Other Palin Apologists have cried media bias, claiming that no other political figure gets asked such things. News Flash: other political figures pray to be asked, "What newspapers do you read?" or "Who was Paul Revere?" Instead, they're stuck being grilled about policy.
But ultimately, none of the whitewashing compares to Sarah Palin's own effort to explain herself.
Let's pretend a moment that it had been you who screwed up. And you knew you had two full days to prepare before going on Fox News, your safe home turf. What would your response be?
Maybe, "Of course I know who Paul Revere is, and that he was warning our great American patriots. But it was such a zoo all day, and I just got distracted. Ha ha."
But what did Sarah Palin do? She did what she always does - she doubled-down:
"You know what? I didn't mess up about Paul Revere. Here's what Paul Revere did. He warned the Americans that "the British were coming, the British were coming." And they were going to try to take our arms so got to make sure that, uh, we were protecting ourselves and, uhm, shoring up all of our ammunitions and our firearms so that they couldn't take them.
"But remember that the British had already been there -- many soldiers -- for seven years in that area. And part of Paul Revere's ride... And it wasn't just one ride. He was a courier. He was a messenger. Part of his ride was to warn the British that were already there that, "Hey. You're not going to succeed. You're not going to take American arms. You are not gonna beat our own well-armed, uh, persons, uh, individual private militia that we have. He did warn the British.
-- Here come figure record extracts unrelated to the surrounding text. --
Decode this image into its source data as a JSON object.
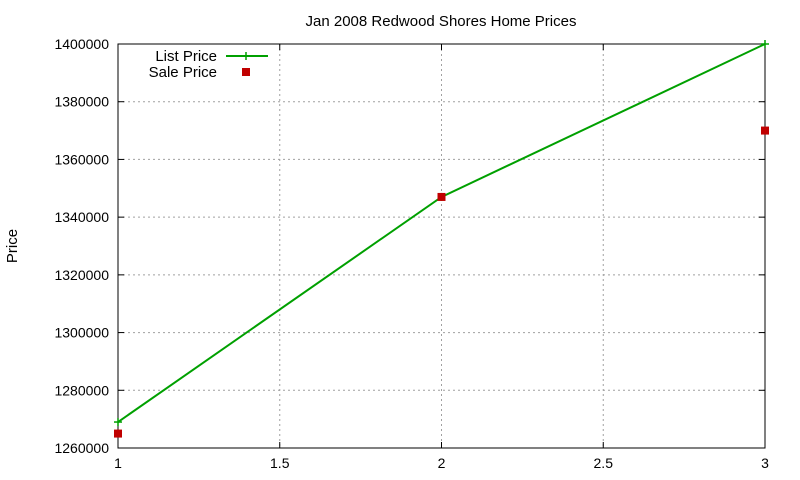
{
  "chart_data": {
    "type": "line",
    "title": "Jan 2008 Redwood Shores Home Prices",
    "xlabel": "",
    "ylabel": "Price",
    "xlim": [
      1,
      3
    ],
    "ylim": [
      1260000,
      1400000
    ],
    "x_ticks": [
      1,
      1.5,
      2,
      2.5,
      3
    ],
    "x_tick_labels": [
      "1",
      "1.5",
      "2",
      "2.5",
      "3"
    ],
    "y_ticks": [
      1260000,
      1280000,
      1300000,
      1320000,
      1340000,
      1360000,
      1380000,
      1400000
    ],
    "y_tick_labels": [
      "1260000",
      "1280000",
      "1300000",
      "1320000",
      "1340000",
      "1360000",
      "1380000",
      "1400000"
    ],
    "grid": true,
    "legend_position": "top-left",
    "series": [
      {
        "name": "List Price",
        "style": "linespoints",
        "marker": "plus",
        "color": "#00a000",
        "x": [
          1,
          2,
          3
        ],
        "y": [
          1269000,
          1347000,
          1400000
        ]
      },
      {
        "name": "Sale Price",
        "style": "points",
        "marker": "square",
        "color": "#c00000",
        "x": [
          1,
          2,
          3
        ],
        "y": [
          1265000,
          1347000,
          1370000
        ]
      }
    ]
  }
}
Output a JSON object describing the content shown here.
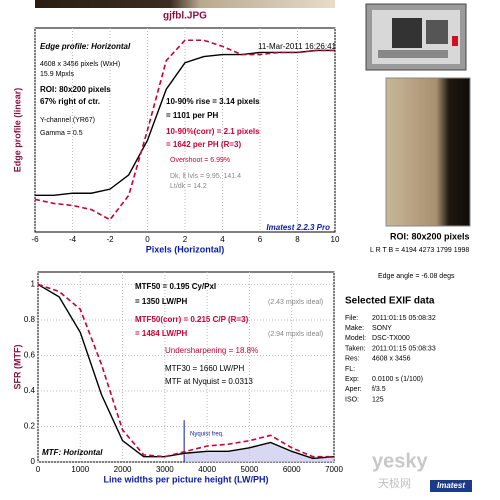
{
  "title": "gjfbl.JPG",
  "chart_data": [
    {
      "type": "line",
      "ylabel": "Edge profile (linear)",
      "xlabel": "Pixels (Horizontal)",
      "x": [
        -6,
        -5,
        -4,
        -3,
        -2,
        -1,
        0,
        1,
        2,
        3,
        4,
        5,
        6,
        7,
        8,
        9,
        10
      ],
      "series": [
        {
          "color": "#000000",
          "values": [
            0.18,
            0.18,
            0.19,
            0.19,
            0.21,
            0.28,
            0.45,
            0.7,
            0.83,
            0.86,
            0.87,
            0.87,
            0.88,
            0.88,
            0.88,
            0.89,
            0.89
          ]
        },
        {
          "color": "#cc0033",
          "values": [
            0.16,
            0.14,
            0.13,
            0.11,
            0.06,
            0.18,
            0.5,
            0.84,
            0.94,
            0.94,
            0.91,
            0.87,
            0.87,
            0.88,
            0.88,
            0.89,
            0.89
          ]
        }
      ],
      "xlim": [
        -6,
        10
      ],
      "xticks": [
        -6,
        -4,
        -2,
        0,
        2,
        4,
        6,
        8,
        10
      ],
      "ylim": [
        0,
        1
      ],
      "grid": true,
      "annotations": [
        "Edge profile: Horizontal",
        "11-Mar-2011 16:26:41",
        "4608 x 3456 pixels (WxH)",
        "15.9 Mpxls",
        "ROI: 80x200 pixels",
        "67% right of ctr.",
        "Y-channel (YR67)",
        "Gamma = 0.5",
        "10-90% rise = 3.14 pixels",
        "= 1101 per PH",
        "10-90%(corr) = 2.1 pixels",
        "= 1642 per PH  (R=3)",
        "Overshoot = 6.99%",
        "Dk, lt lvls = 9.95, 141.4",
        "Lt/dk = 14.2",
        "Imatest 2.2.3 Pro"
      ]
    },
    {
      "type": "line",
      "ylabel": "SFR (MTF)",
      "xlabel": "Line widths per picture height (LW/PH)",
      "x": [
        0,
        500,
        1000,
        1500,
        2000,
        2500,
        3000,
        3500,
        4000,
        4500,
        5000,
        5500,
        6000,
        6500,
        7000
      ],
      "series": [
        {
          "color": "#000000",
          "values": [
            1.0,
            0.93,
            0.73,
            0.38,
            0.12,
            0.03,
            0.03,
            0.05,
            0.06,
            0.06,
            0.08,
            0.11,
            0.06,
            0.02,
            0.03
          ]
        },
        {
          "color": "#cc0033",
          "values": [
            1.0,
            0.96,
            0.86,
            0.55,
            0.18,
            0.04,
            0.03,
            0.06,
            0.09,
            0.1,
            0.12,
            0.15,
            0.08,
            0.03,
            0.03
          ]
        }
      ],
      "xlim": [
        0,
        7000
      ],
      "xticks": [
        0,
        1000,
        2000,
        3000,
        4000,
        5000,
        6000,
        7000
      ],
      "ylim": [
        0,
        1.07
      ],
      "yticks": [
        0,
        0.2,
        0.4,
        0.6,
        0.8,
        1
      ],
      "grid": true,
      "nyquist": 3456,
      "annotations": [
        "MTF50 = 0.195 Cy/Pxl",
        "= 1350 LW/PH",
        "(2.43 mpxls ideal)",
        "MTF50(corr) = 0.215 C/P  (R=3)",
        "= 1484 LW/PH",
        "(2.94 mpxls ideal)",
        "Undersharpening = 18.8%",
        "MTF30 = 1660 LW/PH",
        "MTF at Nyquist = 0.0313",
        "Nyquist freq.",
        "MTF: Horizontal"
      ]
    }
  ],
  "side": {
    "roi": "ROI: 80x200 pixels",
    "lrtb": "L R T B = 4194 4273 1799 1998",
    "edge_angle": "Edge angle = -6.08 degs",
    "exif_title": "Selected EXIF data",
    "exif": [
      {
        "label": "File:",
        "value": "2011:01:15 05:08:32"
      },
      {
        "label": "Make:",
        "value": "SONY"
      },
      {
        "label": "Model:",
        "value": "DSC-TX000"
      },
      {
        "label": "Taken:",
        "value": "2011:01:15 05:08:33"
      },
      {
        "label": "Res:",
        "value": "4608 x 3456"
      },
      {
        "label": "FL:"
      },
      {
        "label": "Exp:",
        "value": "0.0100 s (1/100)"
      },
      {
        "label": "Aper:",
        "value": "f/3.5"
      },
      {
        "label": "ISO:",
        "value": "125"
      }
    ]
  },
  "watermark": [
    "yesky",
    "天极网",
    "Imatest"
  ]
}
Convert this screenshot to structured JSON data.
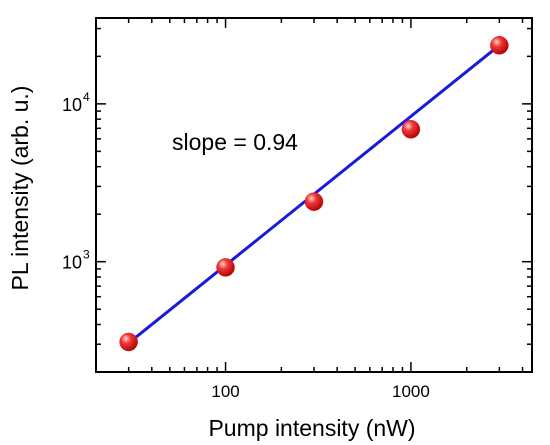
{
  "chart_data": {
    "type": "scatter",
    "title": "",
    "xlabel": "Pump intensity (nW)",
    "ylabel": "PL intensity (arb. u.)",
    "x_scale": "log",
    "y_scale": "log",
    "xlim": [
      20,
      4500
    ],
    "ylim": [
      200,
      35000
    ],
    "x_ticks": [
      {
        "value": 100,
        "label": "100"
      },
      {
        "value": 1000,
        "label": "1000"
      }
    ],
    "y_ticks": [
      {
        "value": 1000,
        "base": "10",
        "exp": "3"
      },
      {
        "value": 10000,
        "base": "10",
        "exp": "4"
      }
    ],
    "grid": false,
    "series": [
      {
        "type": "scatter",
        "marker_color": "#e8141c",
        "x": [
          30,
          100,
          300,
          1000,
          3000
        ],
        "y": [
          310,
          920,
          2400,
          6900,
          23500
        ]
      },
      {
        "type": "line",
        "fit": "power-law",
        "line_color": "#1a1adb",
        "x": [
          30,
          3000
        ],
        "y": [
          305,
          23500
        ]
      }
    ],
    "annotation": "slope = 0.94"
  }
}
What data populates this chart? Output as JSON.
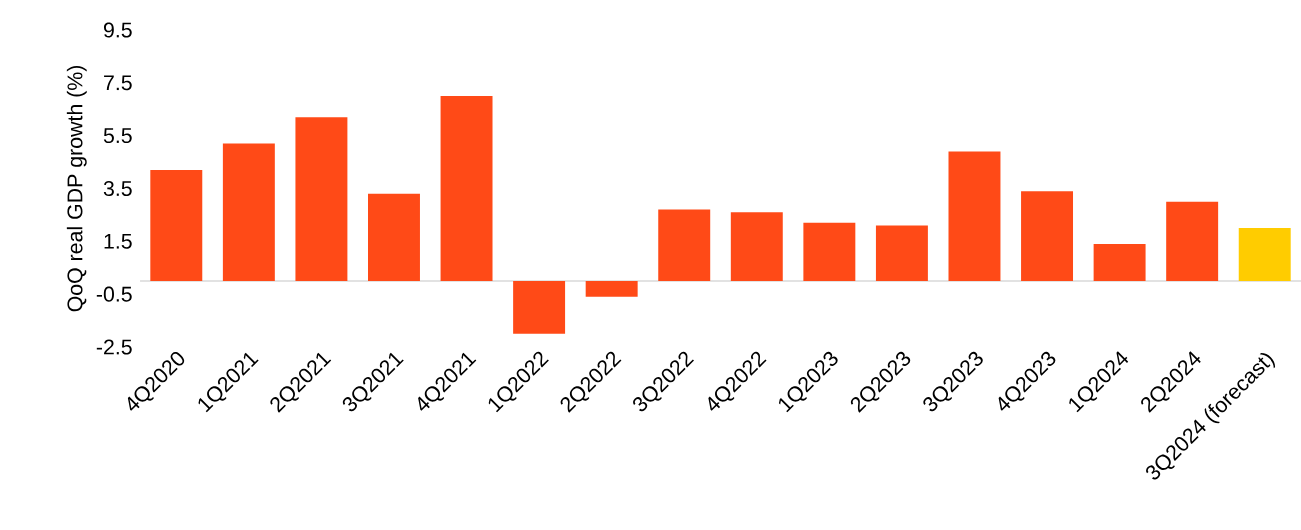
{
  "chart_data": {
    "type": "bar",
    "ylabel": "QoQ real GDP growth (%)",
    "categories": [
      "4Q2020",
      "1Q2021",
      "2Q2021",
      "3Q2021",
      "4Q2021",
      "1Q2022",
      "2Q2022",
      "3Q2022",
      "4Q2022",
      "1Q2023",
      "2Q2023",
      "3Q2023",
      "4Q2023",
      "1Q2024",
      "2Q2024",
      "3Q2024 (forecast)"
    ],
    "values": [
      4.2,
      5.2,
      6.2,
      3.3,
      7.0,
      -2.0,
      -0.6,
      2.7,
      2.6,
      2.2,
      2.1,
      4.9,
      3.4,
      1.4,
      3.0,
      2.0
    ],
    "colors": [
      "#ff4a17",
      "#ff4a17",
      "#ff4a17",
      "#ff4a17",
      "#ff4a17",
      "#ff4a17",
      "#ff4a17",
      "#ff4a17",
      "#ff4a17",
      "#ff4a17",
      "#ff4a17",
      "#ff4a17",
      "#ff4a17",
      "#ff4a17",
      "#ff4a17",
      "#ffcc00"
    ],
    "ylim": [
      -2.5,
      9.5
    ],
    "yticks": [
      -2.5,
      -0.5,
      1.5,
      3.5,
      5.5,
      7.5,
      9.5
    ],
    "grid": false
  }
}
"And in a shout-out, gotcha type of question that was asked of me, I answered candidly. And I know my American history."
This is someone who wants you to believe she should be President of the United States. And with two days to prepare, that was the best she came up with!
Imagine her preparing to negotiate with Vladimir Putin.
For some reason, Sarah Palin loves doubling down. For some reason, she thinks that two wrongs actually do make a right. What two wrongs do when you repeat them is show you're wrong twice.
As for knowing her American history, this is the same person who, when asked by that tough interviewer Glenn Beck who her favorite Founding Father was, answered, "All of them!!"
And in the end, just like the pretzel-twisting of her Apologists, it's the cover-up that gets you. Rather than saying, "Oops," and moving on, Sarah Palin herself insists that it was a "Gotcha question." Acknowledging that she couldn't handle a question your 10-year old could.